Ambitious mental health targets are good, an advocate says, but she is concerned the sector does not have enough resources.
In an announcement on Thursday about a new $10 million mental health fund, Mental Health Minister Matt Doocey announced a set of five new targets to be folded into the government's 2030 goals.
Four of the five targets focus on decreasing the time spent waiting to access mental health support or be refereed to a specialist.
The government wants 80 percent of people accessing specialist mental health and addiction services to be seen within three weeks, and for 95 percent of people who go to the emergency department with mental health or addiction problems to be admitted, discharged or transferred within six hours.
"I firmly believe by setting ambitious targets, we will provide the focus needed to make progress," Doocey said.
One of the targets aims to increase training for the mental health and addiction workforce, with a goal of 500 professionals trained each year. That was an increase of 72, up from the 428 professionals already trained each year, Doocey said.
Training will come from baseline workforce development funding, which is already in use.
"In my view, one of the biggest barriers to support is our increasing workforce vacancy rates," Doocey said.
"I visited an adolescent community mental health service recently that had a 50 percent workforce vacancy rate. It's no surprise that people are stuck on waiting lists and waiting to be seen because of workforce vacancy rates."
He said the target was off the back of the auditor-general's call for a specific mental health workforce plan.
"It beggars belief we haven't had a plan over the last few years, and I'm committed to delivering that workforce plan very soon."
Jazz Thornton, who co-founded Voices of Hope, a non-profit group working in mental health, questioned whether it would be possible for the targets to be achieved considering staffing capacity.
"I am obviously questioning the fact that, for example, wanting to cut down wait times from six months to three weeks, but then increasing the number of people they are training by 80 - I don't really see how that's going to correlate. It's going to be interesting to see if the targets can come through."

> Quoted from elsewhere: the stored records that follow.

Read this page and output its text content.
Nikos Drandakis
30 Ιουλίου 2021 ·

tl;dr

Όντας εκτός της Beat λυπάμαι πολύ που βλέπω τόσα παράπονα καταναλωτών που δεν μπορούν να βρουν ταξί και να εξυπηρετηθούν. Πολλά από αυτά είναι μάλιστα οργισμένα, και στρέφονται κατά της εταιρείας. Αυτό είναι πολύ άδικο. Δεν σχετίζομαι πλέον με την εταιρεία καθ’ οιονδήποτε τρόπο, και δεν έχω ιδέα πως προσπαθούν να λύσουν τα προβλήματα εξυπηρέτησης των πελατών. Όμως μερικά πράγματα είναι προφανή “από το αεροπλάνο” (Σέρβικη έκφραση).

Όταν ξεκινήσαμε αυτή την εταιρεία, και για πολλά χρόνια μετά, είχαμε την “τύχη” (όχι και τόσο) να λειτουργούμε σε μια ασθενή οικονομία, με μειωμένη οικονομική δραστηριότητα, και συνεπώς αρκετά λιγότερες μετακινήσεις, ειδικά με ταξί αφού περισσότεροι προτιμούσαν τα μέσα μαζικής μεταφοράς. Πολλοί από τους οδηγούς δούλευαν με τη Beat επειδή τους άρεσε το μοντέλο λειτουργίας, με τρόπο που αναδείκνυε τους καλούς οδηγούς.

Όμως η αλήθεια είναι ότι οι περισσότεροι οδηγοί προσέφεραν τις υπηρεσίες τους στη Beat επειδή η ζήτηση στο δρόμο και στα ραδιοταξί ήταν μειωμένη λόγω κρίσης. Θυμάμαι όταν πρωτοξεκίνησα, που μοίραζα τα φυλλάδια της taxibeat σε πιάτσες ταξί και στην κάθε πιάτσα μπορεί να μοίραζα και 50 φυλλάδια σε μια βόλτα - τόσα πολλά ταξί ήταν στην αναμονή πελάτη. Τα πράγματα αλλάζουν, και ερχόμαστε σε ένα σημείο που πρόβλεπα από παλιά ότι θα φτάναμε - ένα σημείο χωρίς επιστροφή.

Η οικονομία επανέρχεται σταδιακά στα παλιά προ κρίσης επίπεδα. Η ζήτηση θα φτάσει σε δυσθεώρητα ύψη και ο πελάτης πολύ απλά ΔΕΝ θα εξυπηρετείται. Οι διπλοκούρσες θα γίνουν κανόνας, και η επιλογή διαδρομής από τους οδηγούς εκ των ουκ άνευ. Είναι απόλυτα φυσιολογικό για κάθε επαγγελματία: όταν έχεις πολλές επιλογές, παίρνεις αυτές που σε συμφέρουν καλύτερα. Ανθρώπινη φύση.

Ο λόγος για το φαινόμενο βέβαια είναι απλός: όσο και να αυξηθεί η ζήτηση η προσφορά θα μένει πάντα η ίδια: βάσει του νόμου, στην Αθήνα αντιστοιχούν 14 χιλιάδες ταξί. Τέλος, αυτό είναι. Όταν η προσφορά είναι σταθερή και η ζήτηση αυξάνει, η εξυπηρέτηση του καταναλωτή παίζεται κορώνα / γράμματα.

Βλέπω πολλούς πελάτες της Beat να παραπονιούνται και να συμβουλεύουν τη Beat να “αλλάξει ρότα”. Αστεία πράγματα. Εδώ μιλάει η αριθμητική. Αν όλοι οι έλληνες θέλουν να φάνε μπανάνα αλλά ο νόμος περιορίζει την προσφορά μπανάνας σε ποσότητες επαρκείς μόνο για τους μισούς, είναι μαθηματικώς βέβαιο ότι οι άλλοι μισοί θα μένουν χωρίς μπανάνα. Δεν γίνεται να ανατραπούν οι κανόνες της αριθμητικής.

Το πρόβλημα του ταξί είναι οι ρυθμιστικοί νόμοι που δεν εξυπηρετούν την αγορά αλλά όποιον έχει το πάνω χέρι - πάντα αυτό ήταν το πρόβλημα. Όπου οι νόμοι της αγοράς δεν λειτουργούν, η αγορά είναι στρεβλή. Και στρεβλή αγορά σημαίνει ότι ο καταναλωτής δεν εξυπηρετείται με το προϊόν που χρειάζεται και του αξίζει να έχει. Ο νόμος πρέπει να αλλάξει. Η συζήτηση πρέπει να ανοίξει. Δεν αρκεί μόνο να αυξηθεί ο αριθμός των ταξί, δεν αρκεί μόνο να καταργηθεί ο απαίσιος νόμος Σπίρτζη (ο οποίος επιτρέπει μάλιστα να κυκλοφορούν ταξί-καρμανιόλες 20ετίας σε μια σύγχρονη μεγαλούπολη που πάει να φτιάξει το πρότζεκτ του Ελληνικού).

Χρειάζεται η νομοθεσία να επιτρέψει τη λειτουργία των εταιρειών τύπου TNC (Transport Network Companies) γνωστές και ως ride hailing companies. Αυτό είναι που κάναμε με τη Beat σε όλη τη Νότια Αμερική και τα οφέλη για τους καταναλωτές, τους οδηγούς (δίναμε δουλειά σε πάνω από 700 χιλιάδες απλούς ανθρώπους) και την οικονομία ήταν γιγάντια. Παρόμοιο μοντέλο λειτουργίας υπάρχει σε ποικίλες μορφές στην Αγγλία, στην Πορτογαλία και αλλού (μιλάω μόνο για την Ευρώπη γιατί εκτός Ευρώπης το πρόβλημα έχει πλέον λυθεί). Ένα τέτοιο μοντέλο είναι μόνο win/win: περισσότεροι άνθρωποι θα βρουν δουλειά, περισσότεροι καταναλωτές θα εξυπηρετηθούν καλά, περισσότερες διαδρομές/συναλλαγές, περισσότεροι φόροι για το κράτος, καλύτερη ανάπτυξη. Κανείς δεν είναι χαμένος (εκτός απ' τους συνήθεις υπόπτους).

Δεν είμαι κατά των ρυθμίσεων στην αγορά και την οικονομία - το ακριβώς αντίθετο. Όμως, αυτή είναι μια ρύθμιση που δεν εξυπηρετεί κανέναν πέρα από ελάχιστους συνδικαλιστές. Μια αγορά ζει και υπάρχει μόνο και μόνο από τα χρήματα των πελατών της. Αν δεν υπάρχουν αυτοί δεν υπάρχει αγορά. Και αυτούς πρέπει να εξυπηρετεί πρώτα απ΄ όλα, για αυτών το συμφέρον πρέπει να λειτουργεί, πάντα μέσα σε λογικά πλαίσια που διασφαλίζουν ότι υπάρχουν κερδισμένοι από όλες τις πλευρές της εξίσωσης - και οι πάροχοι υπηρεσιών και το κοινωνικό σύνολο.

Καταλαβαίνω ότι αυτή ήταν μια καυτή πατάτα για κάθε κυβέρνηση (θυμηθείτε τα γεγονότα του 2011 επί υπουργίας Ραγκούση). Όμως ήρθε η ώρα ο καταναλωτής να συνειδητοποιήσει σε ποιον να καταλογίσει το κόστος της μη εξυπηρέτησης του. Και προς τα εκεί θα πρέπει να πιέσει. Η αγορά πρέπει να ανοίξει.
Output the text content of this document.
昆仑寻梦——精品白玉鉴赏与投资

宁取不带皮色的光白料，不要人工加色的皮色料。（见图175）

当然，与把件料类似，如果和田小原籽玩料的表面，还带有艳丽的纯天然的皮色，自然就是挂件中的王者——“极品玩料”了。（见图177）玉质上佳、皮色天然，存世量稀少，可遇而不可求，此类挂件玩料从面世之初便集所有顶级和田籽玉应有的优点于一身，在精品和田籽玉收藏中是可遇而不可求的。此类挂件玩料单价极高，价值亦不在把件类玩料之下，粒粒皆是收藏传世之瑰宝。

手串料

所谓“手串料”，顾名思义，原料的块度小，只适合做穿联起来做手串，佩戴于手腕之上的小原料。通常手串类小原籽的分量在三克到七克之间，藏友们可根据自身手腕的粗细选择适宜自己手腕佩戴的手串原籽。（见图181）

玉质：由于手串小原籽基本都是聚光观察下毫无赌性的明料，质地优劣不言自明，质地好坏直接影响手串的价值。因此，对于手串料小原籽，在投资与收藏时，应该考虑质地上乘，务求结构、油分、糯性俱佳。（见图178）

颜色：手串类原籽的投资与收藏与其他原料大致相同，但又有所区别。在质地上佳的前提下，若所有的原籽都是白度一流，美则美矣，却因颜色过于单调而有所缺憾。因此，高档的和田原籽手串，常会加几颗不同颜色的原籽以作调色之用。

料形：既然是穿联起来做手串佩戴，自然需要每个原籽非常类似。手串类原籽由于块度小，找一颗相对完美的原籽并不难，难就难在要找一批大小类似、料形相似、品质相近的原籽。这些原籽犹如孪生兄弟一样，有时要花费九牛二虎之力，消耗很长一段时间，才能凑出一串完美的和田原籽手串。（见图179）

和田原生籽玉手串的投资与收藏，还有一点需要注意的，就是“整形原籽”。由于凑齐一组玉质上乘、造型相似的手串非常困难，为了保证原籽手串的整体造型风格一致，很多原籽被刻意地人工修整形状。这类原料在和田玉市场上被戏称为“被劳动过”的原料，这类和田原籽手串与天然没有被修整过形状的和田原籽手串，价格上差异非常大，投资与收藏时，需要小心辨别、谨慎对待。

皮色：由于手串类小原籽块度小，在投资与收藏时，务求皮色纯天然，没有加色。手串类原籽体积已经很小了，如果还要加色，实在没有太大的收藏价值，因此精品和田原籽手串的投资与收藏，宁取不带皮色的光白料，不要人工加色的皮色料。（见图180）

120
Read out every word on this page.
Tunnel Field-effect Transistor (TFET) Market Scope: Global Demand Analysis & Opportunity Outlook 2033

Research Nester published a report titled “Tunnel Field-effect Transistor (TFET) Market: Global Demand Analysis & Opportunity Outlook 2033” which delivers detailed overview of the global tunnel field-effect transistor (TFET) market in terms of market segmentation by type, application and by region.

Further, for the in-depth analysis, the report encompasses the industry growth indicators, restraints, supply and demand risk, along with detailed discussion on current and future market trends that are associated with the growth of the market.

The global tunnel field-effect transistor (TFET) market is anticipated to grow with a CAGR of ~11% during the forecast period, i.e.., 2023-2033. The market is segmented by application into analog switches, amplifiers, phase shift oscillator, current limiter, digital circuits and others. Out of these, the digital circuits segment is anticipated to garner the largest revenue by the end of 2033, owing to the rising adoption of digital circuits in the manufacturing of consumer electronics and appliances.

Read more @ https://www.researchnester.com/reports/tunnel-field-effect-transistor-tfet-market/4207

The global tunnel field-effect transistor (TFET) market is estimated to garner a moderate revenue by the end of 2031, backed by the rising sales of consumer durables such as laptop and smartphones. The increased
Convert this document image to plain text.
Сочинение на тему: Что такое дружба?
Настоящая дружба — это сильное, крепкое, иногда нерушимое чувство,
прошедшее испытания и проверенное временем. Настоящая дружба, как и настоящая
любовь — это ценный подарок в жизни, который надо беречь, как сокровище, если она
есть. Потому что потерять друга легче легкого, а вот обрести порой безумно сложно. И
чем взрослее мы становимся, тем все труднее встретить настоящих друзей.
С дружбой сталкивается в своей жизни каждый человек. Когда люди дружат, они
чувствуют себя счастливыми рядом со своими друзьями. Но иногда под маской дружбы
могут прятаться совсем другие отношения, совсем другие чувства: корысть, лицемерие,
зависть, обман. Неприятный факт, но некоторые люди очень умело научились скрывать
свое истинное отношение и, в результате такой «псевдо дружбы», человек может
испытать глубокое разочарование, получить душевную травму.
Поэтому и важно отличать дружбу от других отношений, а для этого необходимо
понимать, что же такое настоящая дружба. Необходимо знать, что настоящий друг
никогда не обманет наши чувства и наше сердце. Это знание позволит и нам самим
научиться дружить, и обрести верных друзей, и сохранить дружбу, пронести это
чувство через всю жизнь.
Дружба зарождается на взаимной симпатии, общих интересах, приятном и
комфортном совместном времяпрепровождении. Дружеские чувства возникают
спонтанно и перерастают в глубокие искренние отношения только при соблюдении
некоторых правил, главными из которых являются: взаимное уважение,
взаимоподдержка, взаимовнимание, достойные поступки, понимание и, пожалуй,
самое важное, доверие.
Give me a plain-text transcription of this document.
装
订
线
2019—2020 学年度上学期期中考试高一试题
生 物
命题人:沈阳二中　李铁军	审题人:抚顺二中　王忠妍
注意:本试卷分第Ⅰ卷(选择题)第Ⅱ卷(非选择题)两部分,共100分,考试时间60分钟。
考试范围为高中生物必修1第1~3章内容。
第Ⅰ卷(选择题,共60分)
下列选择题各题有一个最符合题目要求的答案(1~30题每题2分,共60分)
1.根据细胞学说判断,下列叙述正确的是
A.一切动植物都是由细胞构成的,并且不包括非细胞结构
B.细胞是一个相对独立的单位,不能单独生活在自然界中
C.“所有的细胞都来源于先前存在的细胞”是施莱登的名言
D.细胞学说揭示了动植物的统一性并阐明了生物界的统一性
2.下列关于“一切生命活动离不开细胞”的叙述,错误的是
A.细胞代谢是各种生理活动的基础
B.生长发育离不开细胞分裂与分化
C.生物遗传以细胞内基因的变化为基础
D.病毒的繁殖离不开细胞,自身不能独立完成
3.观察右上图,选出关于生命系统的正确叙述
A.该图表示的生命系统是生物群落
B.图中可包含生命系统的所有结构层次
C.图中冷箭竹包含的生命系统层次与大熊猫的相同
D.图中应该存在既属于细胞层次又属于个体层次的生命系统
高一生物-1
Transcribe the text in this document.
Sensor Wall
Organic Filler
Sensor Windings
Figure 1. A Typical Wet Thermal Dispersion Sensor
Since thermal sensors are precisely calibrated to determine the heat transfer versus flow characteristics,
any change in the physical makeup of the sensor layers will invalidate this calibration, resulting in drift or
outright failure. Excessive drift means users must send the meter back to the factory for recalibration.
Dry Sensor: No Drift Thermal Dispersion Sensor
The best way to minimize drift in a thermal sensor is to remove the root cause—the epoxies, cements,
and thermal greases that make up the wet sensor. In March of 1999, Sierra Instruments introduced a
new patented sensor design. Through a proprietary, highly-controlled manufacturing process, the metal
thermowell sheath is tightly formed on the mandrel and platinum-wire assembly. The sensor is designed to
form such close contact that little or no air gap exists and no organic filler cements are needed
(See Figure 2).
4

A three-week wait time would be an improvement on the current six-month wait, but people would still be at risk while waiting, she said.
"Three weeks is absolutely not a short enough wait time. The people that I've been dealing with, you've had people that are acutely suicidal but maybe haven't attempted yet, and because they haven't attempted or said, 'I'm gonna do it now', they get put on that wait list, and that's not okay.
"We'll take the wins, I think any step in the positive direction is what we want, but also just being realistic about if your gonna put these targets out, you've gotta be able to hit them, because people are going to have these expectations to be able to see [a specialist]."
The fund would help mental health organisations do more, but the money would go quickly, Thornton said.
"I think almost everyone in the room who is from those different organisations will be looking to apply for it. I know so many organisations that are struggling with funding at the moment."
Doocey said the fund would help drive innovation from the organisations already working on the frontlines.
The government will match funding for non-governmental, community organisations, to a limit of $1m per year, per initiative.
Successful applicants will have to demonstrate they can deliver positive social return on investment, by increasing access to mental health and addiction support and developing capacity in the workforce.
Applications for the Mental Health and Addiction Community Sector Innovation fund, which was among new health spending in the Budget, will open later this month.
The government has already announced $24m over four years for Gumboot Friday to provide free mental health counselling services to young people aged between 5 and 25.
Workforce growth plans and ED wait times
Before the Budget, the government promised 13 more psychiatry registrars, which was not fulfilled on Budget Day.
Doocey told Checkpoint he had a plan to grow the workforce but did not detail if roles would be funded specifically.
"I've listened to the ideas, I've listened to the people behind them, and this fund is to support them, to be able to scale up their ideas and to support the publicly funded mental health system to reduce some demand by that being picked up within the NGO and community sector," he said.
The New Zealand College of Psychiatrists said the workforce had not grown enough to cope with the demand, especially for patients with more complex needs.
In response, Doocey said he was planning to release a plan on growing the mental health and addiction workforce.
"But we do need to grow all the mental health professions, whether that be psychiatry, nursing, psychology, and of course, the big workforce that is under-utilised in New Zealand is the peer support and lived experience workforce and we'll look to grow that as well."
Another target in the plan was for people seeking mental healthcare to spend no more than six hours in Emergency Department.
Doocey did not believe this would put pressure on hospital staff to send people back into the community before they were well enough.
"It prioritises people to be assessed earlier, to be given a pathway to either treatment or support and a mental health context," he said.
He said he had just been visiting Middlemore hospital.
"They'll be looking about how they triage people coming of mental health crisis concerns earlier and putting them into the support they need, whether that be inpatient facilities or looking at connecting them with community provision.
"The research shows that actually lives are saved when people are triaged, assessed and get the treatment that they need within that time frame, and that's what this National government has committed to."